The crucifixion of the flesh goes hand in hand with the idea of this jealousy.  If we desire God's glory above all and that is how we are striving to live, then we should have no trouble being corrected taught, rebuked, or trained in righteousness.  That, after all, is one of the primary purposes for God's word.(2 Timothy 3:16)  We must learn to live in the reality that we are "Crucified with Christ".(Galatians 2:20)  When we become believers it is understood that our flesh has been crucified.(Romans 6:6, Galatians 5:24)  From that point forward, we are to lay aside everything fleshly which is not of the Spirit of God.(Ephesians 4:22, Colossians 3:25)  In Matthew, Mark, and Luke we are instructed by Jesus that if we would be His disciples, we must take up our cross, die to ourselves, and live for Him.

Why Not You, Why Not Me?

So, I told the story at the beginning as an example of what I believe scripture calls us to emulate and what I long to emulate.  Now, if you asked the person in this story if they do this perfectly or if they even kept that attitude perfectly throughout their ordeal, they would say, "Absolutely Not!".  That is because they are not yet perfect and neither are any of us.  Yet scripture knows nothing of using our lack of perfection as an excuse for not pursuing it with all that we have, by God's grace.   

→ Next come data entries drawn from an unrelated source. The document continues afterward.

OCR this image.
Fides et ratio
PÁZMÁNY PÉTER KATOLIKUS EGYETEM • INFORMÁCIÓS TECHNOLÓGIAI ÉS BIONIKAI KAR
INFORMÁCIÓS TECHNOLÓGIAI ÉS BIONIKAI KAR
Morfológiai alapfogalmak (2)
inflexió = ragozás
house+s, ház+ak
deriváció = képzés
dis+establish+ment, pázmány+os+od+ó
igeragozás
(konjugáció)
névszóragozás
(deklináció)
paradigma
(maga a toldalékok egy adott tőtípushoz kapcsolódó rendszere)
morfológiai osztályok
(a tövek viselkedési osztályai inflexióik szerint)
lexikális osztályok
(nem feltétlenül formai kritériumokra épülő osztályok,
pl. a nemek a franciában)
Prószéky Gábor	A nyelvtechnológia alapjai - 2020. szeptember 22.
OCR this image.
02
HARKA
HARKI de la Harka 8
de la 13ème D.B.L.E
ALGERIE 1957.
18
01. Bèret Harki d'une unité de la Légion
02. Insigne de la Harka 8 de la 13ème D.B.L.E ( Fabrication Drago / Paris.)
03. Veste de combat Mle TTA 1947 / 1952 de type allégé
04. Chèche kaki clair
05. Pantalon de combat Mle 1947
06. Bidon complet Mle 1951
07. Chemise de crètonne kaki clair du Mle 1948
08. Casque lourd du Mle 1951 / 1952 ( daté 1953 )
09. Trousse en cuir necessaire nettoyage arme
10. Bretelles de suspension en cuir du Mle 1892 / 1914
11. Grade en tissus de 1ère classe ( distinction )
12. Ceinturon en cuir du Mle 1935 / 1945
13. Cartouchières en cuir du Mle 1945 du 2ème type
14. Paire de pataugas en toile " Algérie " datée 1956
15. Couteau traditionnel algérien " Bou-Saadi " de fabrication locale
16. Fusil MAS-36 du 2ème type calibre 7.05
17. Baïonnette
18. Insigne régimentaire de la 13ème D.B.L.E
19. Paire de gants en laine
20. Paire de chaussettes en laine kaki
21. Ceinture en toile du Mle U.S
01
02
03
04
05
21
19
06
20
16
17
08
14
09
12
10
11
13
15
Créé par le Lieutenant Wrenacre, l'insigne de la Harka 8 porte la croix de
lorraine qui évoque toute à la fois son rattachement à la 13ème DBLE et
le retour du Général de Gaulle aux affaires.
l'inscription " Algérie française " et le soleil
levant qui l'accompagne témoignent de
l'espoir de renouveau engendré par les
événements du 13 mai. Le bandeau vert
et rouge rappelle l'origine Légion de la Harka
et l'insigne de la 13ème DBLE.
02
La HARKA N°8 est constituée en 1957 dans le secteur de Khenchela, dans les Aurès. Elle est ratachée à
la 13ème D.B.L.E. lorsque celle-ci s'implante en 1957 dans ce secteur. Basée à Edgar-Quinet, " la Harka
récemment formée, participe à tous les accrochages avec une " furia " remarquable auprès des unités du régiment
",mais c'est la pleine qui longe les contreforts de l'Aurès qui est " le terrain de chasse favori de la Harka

This "tell me what I don't want to hear" attitude is one that we must cultivate and expect of ourselves in order for it to happen.  If we actually believe we are living for the glory of the King, then we should have no problem not only acknowledging our flaws, but being willing to have them pointed out by others when they are in our blind spots.  

In the same way that the prophet Nathan confronted King David about his adultery with Bathsheba and the murder of her husband Uriah we must confront others.(2 Samuel 12:1-14)  In the same way that David received the rebuke and expressed concern that he had "sinned against the Lord"(vs. 12, Psalm 51:4), so must we also be willing to receive correction and acknowledge it before the Lord.  From the smallest white lie or unwitting act of theft to the greatest sins that can be committed when we have drifted away from our first love, we need each other to be the mirror that reflects our flaws.

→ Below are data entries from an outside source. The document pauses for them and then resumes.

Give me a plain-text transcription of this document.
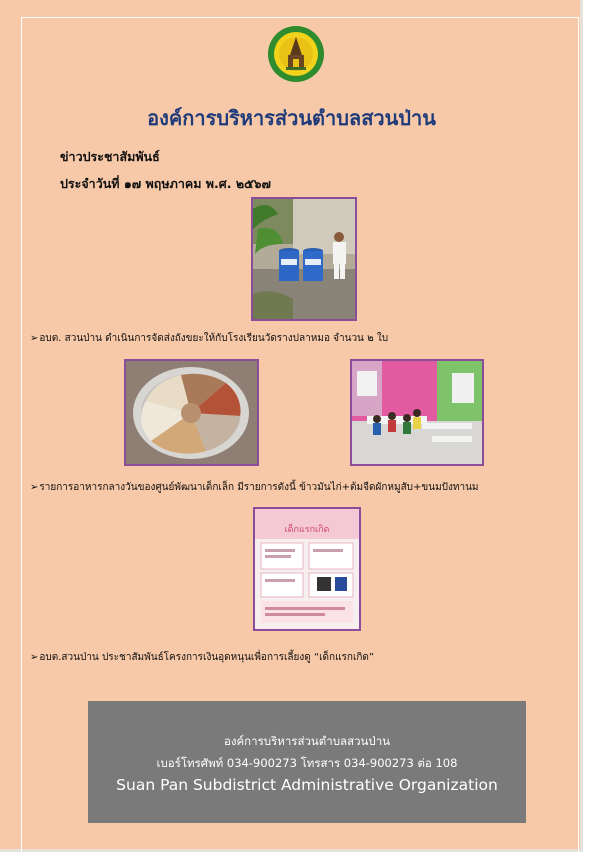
องค์การบริหารส่วนตำบลสวนป่าน
ข่าวประชาสัมพันธ์
ประจำวันที่ ๑๗ พฤษภาคม พ.ศ. ๒๕๖๗
➢อบต. สวนป่าน ดำเนินการจัดส่งถังขยะให้กับโรงเรียนวัดรางปลาหมอ จำนวน ๒ ใบ
➢รายการอาหารกลางวันของศูนย์พัฒนาเด็กเล็ก มีรายการดังนี้ ข้าวมันไก่+ต้มจืดผักหมูสับ+ขนมปังทานม
เด็กแรกเกิด
➢อบต.สวนป่าน ประชาสัมพันธ์โครงการเงินอุดหนุนเพื่อการเลี้ยงดู “เด็กแรกเกิด”
องค์การบริหารส่วนตำบลสวนป่าน
เบอร์โทรศัพท์ 034-900273 โทรสาร 034-900273 ต่อ 108
Suan Pan Subdistrict Administrative Organization
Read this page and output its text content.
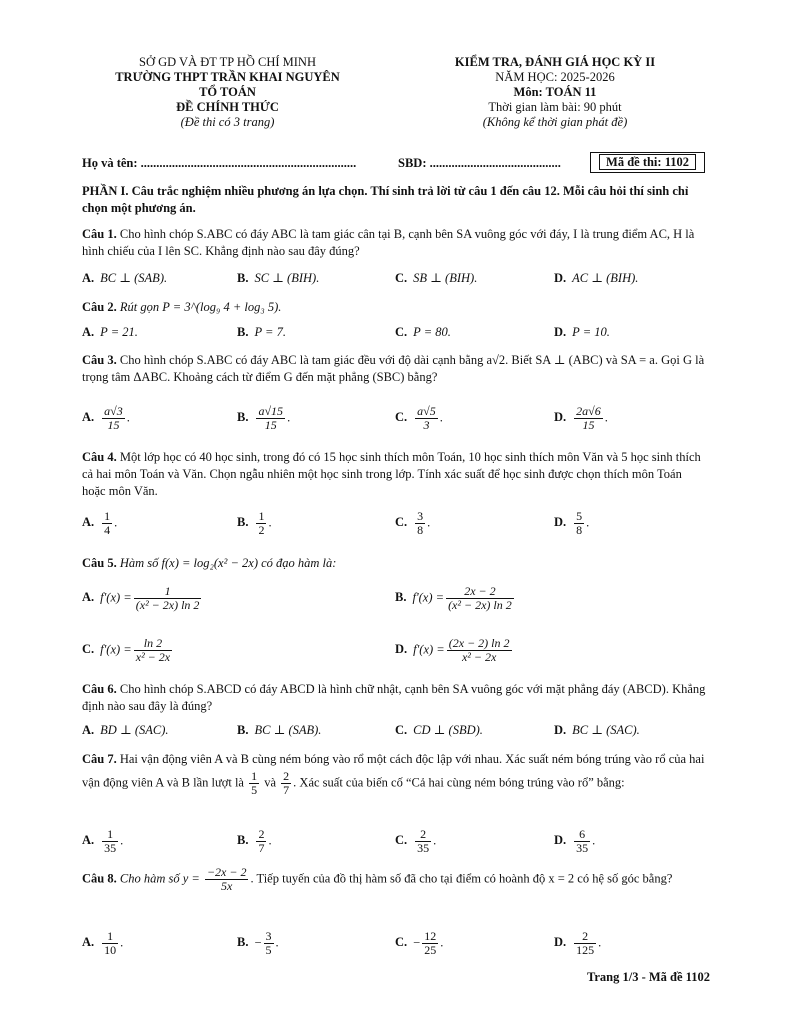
SỞ GD VÀ ĐT TP HỒ CHÍ MINH
TRƯỜNG THPT TRẦN KHAI NGUYÊN
TỔ TOÁN
ĐỀ CHÍNH THỨC
(Đề thi có 3 trang)
KIỂM TRA, ĐÁNH GIÁ HỌC KỲ II
NĂM HỌC: 2025-2026
Môn: TOÁN 11
Thời gian làm bài: 90 phút
(Không kể thời gian phát đề)
Họ và tên: .....................................................................	SBD: ..........................................	Mã đề thi: 1102
PHẦN I. Câu trắc nghiệm nhiều phương án lựa chọn. Thí sinh trả lời từ câu 1 đến câu 12. Mỗi câu hỏi thí sinh chỉ chọn một phương án.
Câu 1. Cho hình chóp S.ABC có đáy ABC là tam giác cân tại B, cạnh bên SA vuông góc với đáy, I là trung điểm AC, H là hình chiếu của I lên SC. Khẳng định nào sau đây đúng?
A. BC ⊥ (SAB).	B. SC ⊥ (BIH).	C. SB ⊥ (BIH).	D. AC ⊥ (BIH).
Câu 2. Rút gọn P = 3^(log₉ 4 + log₃ 5).
A. P = 21.	B. P = 7.	C. P = 80.	D. P = 10.
Câu 3. Cho hình chóp S.ABC có đáy ABC là tam giác đều với độ dài cạnh bằng a√2. Biết SA ⊥ (ABC) và SA = a. Gọi G là trọng tâm ΔABC. Khoảng cách từ điểm G đến mặt phẳng (SBC) bằng?
A. $\frac{a√3}{15}$ .	B. $\frac{a√15}{15}$ .	C. $\frac{a√5}{3}$ .	D. $\frac{2a√6}{15}$ .
Câu 4. Một lớp học có 40 học sinh, trong đó có 15 học sinh thích môn Toán, 10 học sinh thích môn Văn và 5 học sinh thích cả hai môn Toán và Văn. Chọn ngẫu nhiên một học sinh trong lớp. Tính xác suất để học sinh được chọn thích môn Toán hoặc môn Văn.
A. $\frac{1}{4}$ .	B. $\frac{1}{2}$ .	C. $\frac{3}{8}$ .	D. $\frac{5}{8}$ .
Câu 5. Hàm số f(x) = log₂(x² − 2x) có đạo hàm là:
A. $f'(x) = \frac{1}{\text{(x² − 2x) ln 2}}$	B. $f'(x) = \frac{2x - 2}{\text{(x² − 2x) ln 2}}$
C. $f'(x) = \frac{\ln 2}{\text{x² − 2x}}$	D. $f'(x) = \frac{(2x - 2) \ln 2}{\text{x² − 2x}}$
Câu 6. Cho hình chóp S.ABCD có đáy ABCD là hình chữ nhật, cạnh bên SA vuông góc với mặt phẳng đáy (ABCD). Khẳng định nào sau đây là đúng?
A. BD ⊥ (SAC).	B. BC ⊥ (SAB).	C. CD ⊥ (SBD).	D. BC ⊥ (SAC).
Câu 7. Hai vận động viên A và B cùng ném bóng vào rổ một cách độc lập với nhau. Xác suất ném bóng trúng vào rổ của hai vận động viên A và B lần lượt là $\frac{1}{5}$ và $\frac{2}{7}$ . Xác suất của biến cố “Cả hai cùng ném bóng trúng vào rổ” bằng:
A. $\frac{1}{35}$ .	B. $\frac{2}{7}$ .	C. $\frac{2}{35}$ .	D. $\frac{6}{35}$ .
Câu 8. Cho hàm số $y = \frac{-2x - 2}{5x}$ . Tiếp tuyến của đồ thị hàm số đã cho tại điểm có hoành độ x = 2 có hệ số góc bằng?
A. $\frac{1}{10}$ .	B. − $\frac{3}{5}$ .	C. − $\frac{12}{25}$ .	D. $\frac{2}{125}$ .
Trang 1/3 - Mã đề 1102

Are you willing?  I hope I am.  It is not to be attempted lightly or haphazardly.  It must come through relationship with our Heavenly Father, Savior, and Counselor.  That relationship must be developed through a lifestyle of prayer, meditation on the word, and a practiced willingness to submit our wills to His.  

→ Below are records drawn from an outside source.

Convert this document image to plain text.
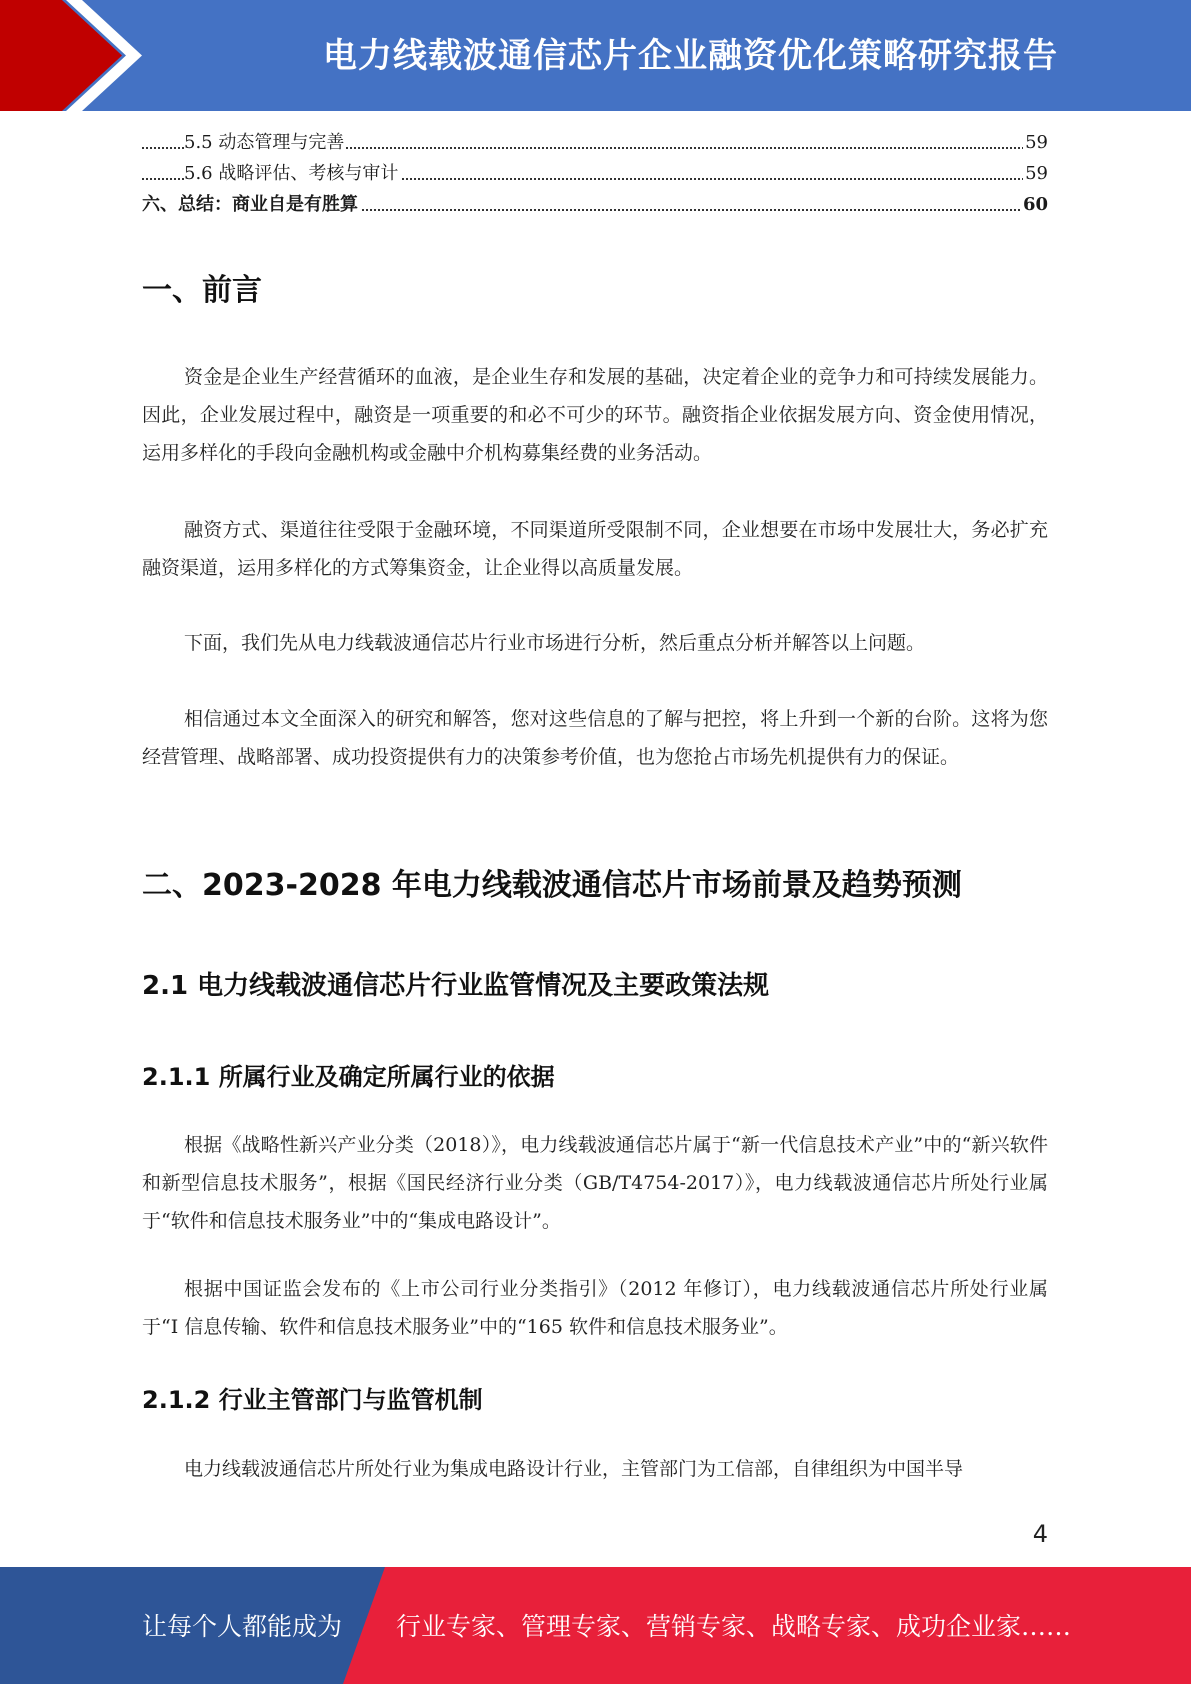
电力线载波通信芯片企业融资优化策略研究报告
5.5 动态管理与完善	59
5.6 战略评估、考核与审计	59
六、总结：商业自是有胜算	60
一、前言

资金是企业生产经营循环的血液，是企业生存和发展的基础，决定着企业的竞争力和可持续发展能力。因此，企业发展过程中，融资是一项重要的和必不可少的环节。融资指企业依据发展方向、资金使用情况，运用多样化的手段向金融机构或金融中介机构募集经费的业务活动。

融资方式、渠道往往受限于金融环境，不同渠道所受限制不同，企业想要在市场中发展壮大，务必扩充融资渠道，运用多样化的方式筹集资金，让企业得以高质量发展。

下面，我们先从电力线载波通信芯片行业市场进行分析，然后重点分析并解答以上问题。

相信通过本文全面深入的研究和解答，您对这些信息的了解与把控，将上升到一个新的台阶。这将为您经营管理、战略部署、成功投资提供有力的决策参考价值，也为您抢占市场先机提供有力的保证。

二、2023-2028 年电力线载波通信芯片市场前景及趋势预测
2.1 电力线载波通信芯片行业监管情况及主要政策法规
2.1.1 所属行业及确定所属行业的依据

根据《战略性新兴产业分类（2018）》，电力线载波通信芯片属于“新一代信息技术产业”中的“新兴软件和新型信息技术服务”，根据《国民经济行业分类（GB/T4754-2017）》，电力线载波通信芯片所处行业属于“软件和信息技术服务业”中的“集成电路设计”。

根据中国证监会发布的《上市公司行业分类指引》（2012 年修订），电力线载波通信芯片所处行业属于“I 信息传输、软件和信息技术服务业”中的“165 软件和信息技术服务业”。

2.1.2 行业主管部门与监管机制

电力线载波通信芯片所处行业为集成电路设计行业，主管部门为工信部，自律组织为中国半导

4
让每个人都能成为 行业专家、管理专家、营销专家、战略专家、成功企业家……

Even if all of that is going pretty well, teaching, reproof, correction, and training in righteousness stings sometimes.  It is difficult to swallow at times.  However, if it is rooted in scripture, then it should not matter from whom or by what venue it comes.  We must be willing to at least consider the expressed concern before rejecting it.  We should be willing to say "Tell me what I don't want to hear." 

We must practice this attitude regularly never forgetting that even as we strive for righteous living and accountability, it is only by His grace that we will see success or are even be able to strive at all.
(1 Corinthians 15:10, Philippians 2:12-13, Colossians 1:29)

Never let us cease to live Coram Deo (before the face of God) that people, believers and unbelievers alike, would see our good works and glorify our Father in heaven.(Matthew 5:16)
"Now to Him who is able to keep you from stumbling and to present you blameless before the presence of his glory with great joy, to the only God, our Savior, through Jesus Christ our Lord, be glory, majesty, dominion, and authority, before all time and now and forever."